It took seven years and a $245 million merger, but the DuraSeal Spine Sealant finally hit the market in the U.S.
Covidien (COV) launched DuraSeal at the North American Spine Society Annual Meeting in San Francisco Nov. 12, three years after landing the technology in its acquisition of Confluent Surgical. The sealant is a hydrogel-based technology created by serial inventor and entrepreneur Amar Sawhney, who founded Confluent Surgical in 1998, invented the technology behind DuraSeal in the early 2000s and sold it to Covidien in 2006.
The product is designed to protect against dural tears during or after spine surgery. These tears of the outermost membrane covering the brain and the spinal cord can result in cerebro-spinal fluid leaking into the body.
Covidien public relations manager David Young told MassDevice that the company is upbeat about DuraSeal and its market potential, calling it “amazing technology.” Young confirmed that the product is the first to come out of the Confluent merger in the United States. He added that the company has released three other products in the EU that it acquired in the merger, including the Sprayshield Adhesion Barrier System, which was released in 2008.

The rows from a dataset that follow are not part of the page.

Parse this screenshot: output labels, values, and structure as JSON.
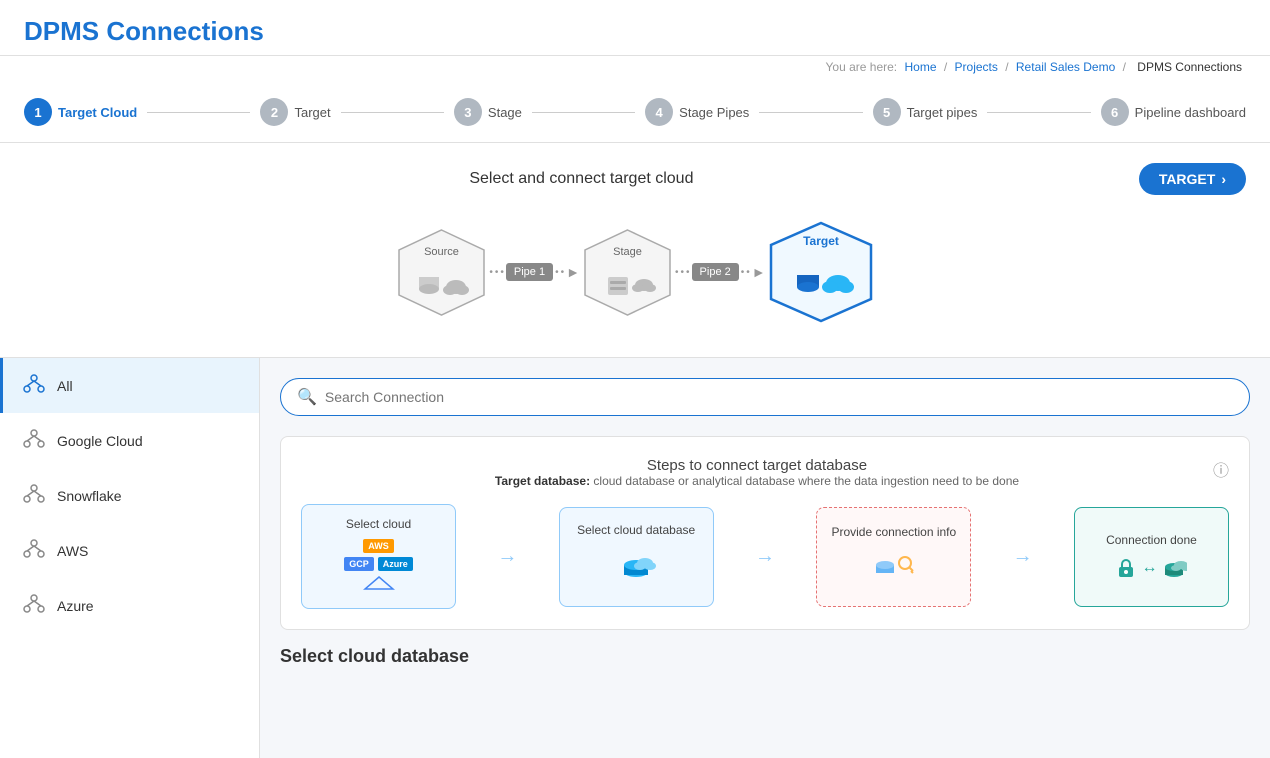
{
  "app": {
    "title": "DPMS Connections"
  },
  "breadcrumb": {
    "you_are_here": "You are here:",
    "items": [
      "Home",
      "Projects",
      "Retail Sales Demo",
      "DPMS Connections"
    ],
    "separators": [
      "/",
      "/",
      "/"
    ]
  },
  "stepper": {
    "steps": [
      {
        "number": "1",
        "label": "Target Cloud",
        "active": true
      },
      {
        "number": "2",
        "label": "Target",
        "active": false
      },
      {
        "number": "3",
        "label": "Stage",
        "active": false
      },
      {
        "number": "4",
        "label": "Stage Pipes",
        "active": false
      },
      {
        "number": "5",
        "label": "Target pipes",
        "active": false
      },
      {
        "number": "6",
        "label": "Pipeline dashboard",
        "active": false
      }
    ]
  },
  "pipeline": {
    "title": "Select and connect target cloud",
    "target_button": "TARGET",
    "nodes": [
      {
        "label": "Source",
        "type": "source"
      },
      {
        "label": "Pipe 1",
        "type": "pipe"
      },
      {
        "label": "Stage",
        "type": "stage"
      },
      {
        "label": "Pipe 2",
        "type": "pipe"
      },
      {
        "label": "Target",
        "type": "target"
      }
    ]
  },
  "search": {
    "placeholder": "Search Connection"
  },
  "sidebar": {
    "items": [
      {
        "label": "All",
        "active": true
      },
      {
        "label": "Google Cloud",
        "active": false
      },
      {
        "label": "Snowflake",
        "active": false
      },
      {
        "label": "AWS",
        "active": false
      },
      {
        "label": "Azure",
        "active": false
      }
    ]
  },
  "steps_card": {
    "title": "Steps to connect target database",
    "subtitle_prefix": "Target database:",
    "subtitle_desc": "cloud database or analytical database where the data ingestion need to be done",
    "help_tooltip": "Help",
    "steps": [
      {
        "label": "Select cloud",
        "type": "cloud-select"
      },
      {
        "label": "Select cloud database",
        "type": "db-select"
      },
      {
        "label": "Provide connection info",
        "type": "connection-info"
      },
      {
        "label": "Connection done",
        "type": "done"
      }
    ]
  },
  "section": {
    "select_cloud_db": "Select cloud database"
  }
}
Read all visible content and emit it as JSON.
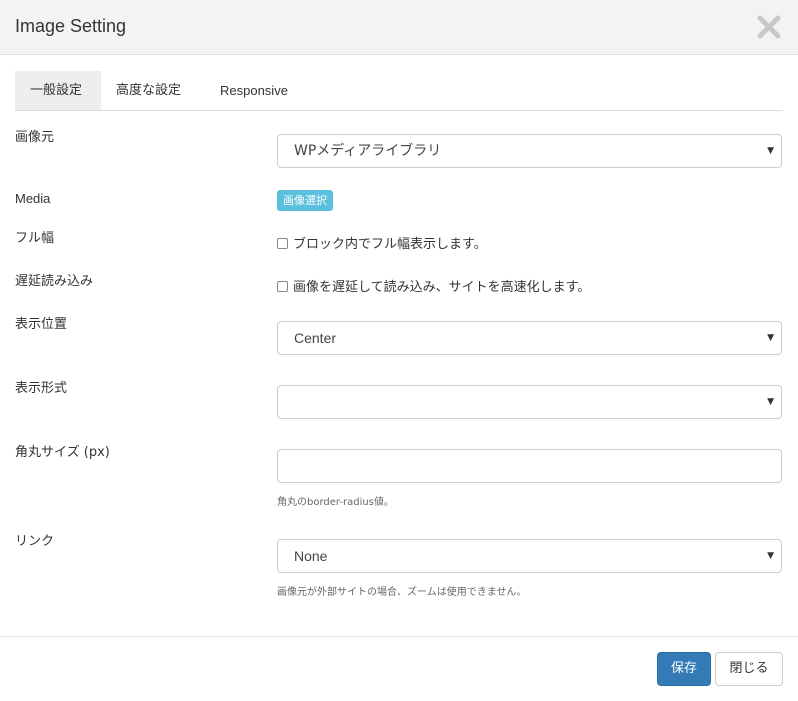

Confluent, which Sawhney launched with a $1 million seed round in 1998, first started clinical trials on a dural sealant in 2002, shortly after raising another $20 million in a Series B round.
At the time, Confluent was already marketing its SprayGel Adhesion Barrier System, which is designed to prevent or reduce the formation of scar tissue adhesions in the abdominal or pelvic cavity after surgical procedures. By the time of the merger with Covidien (then Tyco Healthcare), Confluent had received a regulatory nod from the Food & Drug Administration to market DuraSeal in the United States for cranial surgery and the CE Mark for spinal applications in the European Union. Covidien won FDA clearance for using DuraSeal in spinal procedures in September.
Covidien estimated that about 10 percent of the 1.5 million spine surgeries performed in the U.S. require dural repair and sealing.